Novel Layla, Seribu Malam Tanpamu merepresentasikan kehidupan sufi yang tidak berbeda dengan kehidupan orang-orang pada umumnya. Sufi juga manusia. Seperti Lail yang jatuh cinta kepada Layla, dan dibuat galau olehnya. Juga seperti Sukarsa, bapak Lail, yang sering mendapat omelan dari istrinya karena jarang di rumah. Novel ini juga menjawab stereotip masyarakat awam terhadap para penganut sufisme.

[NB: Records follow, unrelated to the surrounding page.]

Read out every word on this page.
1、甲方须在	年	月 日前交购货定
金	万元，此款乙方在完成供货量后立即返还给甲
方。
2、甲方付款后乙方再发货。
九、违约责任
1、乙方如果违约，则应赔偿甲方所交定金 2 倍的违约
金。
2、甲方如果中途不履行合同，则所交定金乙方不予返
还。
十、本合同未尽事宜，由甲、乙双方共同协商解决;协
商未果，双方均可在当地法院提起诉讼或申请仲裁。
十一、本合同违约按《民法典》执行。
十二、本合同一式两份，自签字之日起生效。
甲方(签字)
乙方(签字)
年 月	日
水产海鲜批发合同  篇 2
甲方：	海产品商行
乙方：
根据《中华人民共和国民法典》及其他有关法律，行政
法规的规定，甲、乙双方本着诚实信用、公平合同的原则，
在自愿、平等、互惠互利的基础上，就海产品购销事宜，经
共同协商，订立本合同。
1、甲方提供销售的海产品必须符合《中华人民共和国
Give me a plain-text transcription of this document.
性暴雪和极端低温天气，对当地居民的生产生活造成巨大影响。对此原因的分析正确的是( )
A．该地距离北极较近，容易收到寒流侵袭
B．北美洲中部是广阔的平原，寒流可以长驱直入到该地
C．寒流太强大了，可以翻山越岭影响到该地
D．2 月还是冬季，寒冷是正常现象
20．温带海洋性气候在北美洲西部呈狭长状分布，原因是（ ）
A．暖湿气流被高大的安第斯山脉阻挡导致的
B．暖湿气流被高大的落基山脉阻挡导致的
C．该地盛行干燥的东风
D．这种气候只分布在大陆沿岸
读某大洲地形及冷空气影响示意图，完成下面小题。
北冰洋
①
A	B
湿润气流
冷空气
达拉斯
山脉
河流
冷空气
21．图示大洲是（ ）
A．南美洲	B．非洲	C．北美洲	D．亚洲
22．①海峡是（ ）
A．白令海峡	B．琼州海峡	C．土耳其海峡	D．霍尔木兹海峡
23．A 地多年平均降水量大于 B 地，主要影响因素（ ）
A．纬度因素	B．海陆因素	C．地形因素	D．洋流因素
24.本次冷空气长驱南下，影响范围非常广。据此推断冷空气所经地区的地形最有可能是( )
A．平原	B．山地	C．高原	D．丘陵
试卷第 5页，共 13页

Seperti anggapan bahwa orang sufi adalah melakukan kesesatan, ritual ibadah yang dianggap syirik, kejadian di luar nalar, juga anggapan bahwa orang-orang sufi juga terkesan menjauh dan tak peduli dengan dunia.

Baca juga: resensi novel Perempuan Berkalung Sorban

Ketika Seorang Sufi Jatuh Cinta

Kita telah menjumpai banyak roman dengan nuansa religi, atau novel religi romantis. Novel Layla memang memuat aspek spiritual dan cinta. Akan tetapi, ada yang membuat novel ini berbeda dengan novel roman spiritual yang sudah umum. Dibanding membahas masalah syariat, seperti kebanyakan novel religi, novel ini lebih banyak membahas tasawuf.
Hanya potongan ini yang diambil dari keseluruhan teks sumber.